- Trump has taken action in places like Yemen, Syria, Afghanistan
- The moves have given US power a shot in the arm, according to observers
Eighty-six days into the new administration, the President seems to pivoting away from the “America First” doctrine that drove his campaign and foreshadowed a withdrawal from the world stage. Some of Trump’s foreign policy decisions still seem to reflect that protectionist view — in particular his decision to slash the budget for US diplomacy.
But Trump’s recent use of military force in Syria and Afghanistan points to a possible evolution in his thinking about the use of American power and how best to wield it on the world stage.
While his embrace of military action is raising concerns in some quarters, others say Trump’s shift takes the White House closer to a traditional US foreign policy.
“It’s too early to suggest that we’re seeing a doctrine, I don’t think any president had a doctrine at this point, but certainly we’re seeing more military force,” said Barry Pavel, vice president at the Atlantic Council. “They are showing some evidence of an ability to learn and move toward the mainstream.”
The moves have given US power a shot in the arm, according to observers like Peter Mansoor, a retired Army colonel who served in Iraq and now teaches at Ohio State University.
“President Trump has given much more leeway to his military commanders to strike, and they’re striking,” Mansoor told CNN. “And I think that does send a message around the world that America’s back.”
“Those who would like to challenge the United States in Asia, the Middle East and Europe knew toward the end of 2013 there was almost nothing the Obama administration would use military force to address,” Pavel said. “They knew we had the ability, but not the will.”
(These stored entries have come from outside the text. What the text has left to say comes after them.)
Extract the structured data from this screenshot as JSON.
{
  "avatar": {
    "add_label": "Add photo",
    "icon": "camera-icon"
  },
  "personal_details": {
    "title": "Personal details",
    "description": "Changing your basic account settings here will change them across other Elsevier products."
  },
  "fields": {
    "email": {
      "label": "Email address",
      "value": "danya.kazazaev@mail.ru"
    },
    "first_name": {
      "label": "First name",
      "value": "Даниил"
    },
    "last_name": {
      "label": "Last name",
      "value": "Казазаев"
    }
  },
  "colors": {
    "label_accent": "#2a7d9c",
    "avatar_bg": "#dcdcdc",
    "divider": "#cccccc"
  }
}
Trump’s decision to strike Syria “startled the Russians, and also certainly startled the Chinese and the North Koreans,” Pavel said.
North Korea, which celebrated a major national holiday Friday that it often marks them with a show of military aggression, has complained that Trump policies, words and tweets “make trouble” and that the US has become “more vicious and more aggressive” under the new president.
With Pyongyang soon expected to conduct a sixth nuclear test, Vice President Mike Pence is headed to Asia this weekend, with stops in Seoul, Jakarta, Tokyo and Sydney.
Trump was also asked if he had given the green light for the military to use what’s known as the “mother of all bombs” in Afghanistan. “What I do is I authorize my military,” Trump said. “We’ve given them total authorization and frankly that’s why they have been so successful lately.”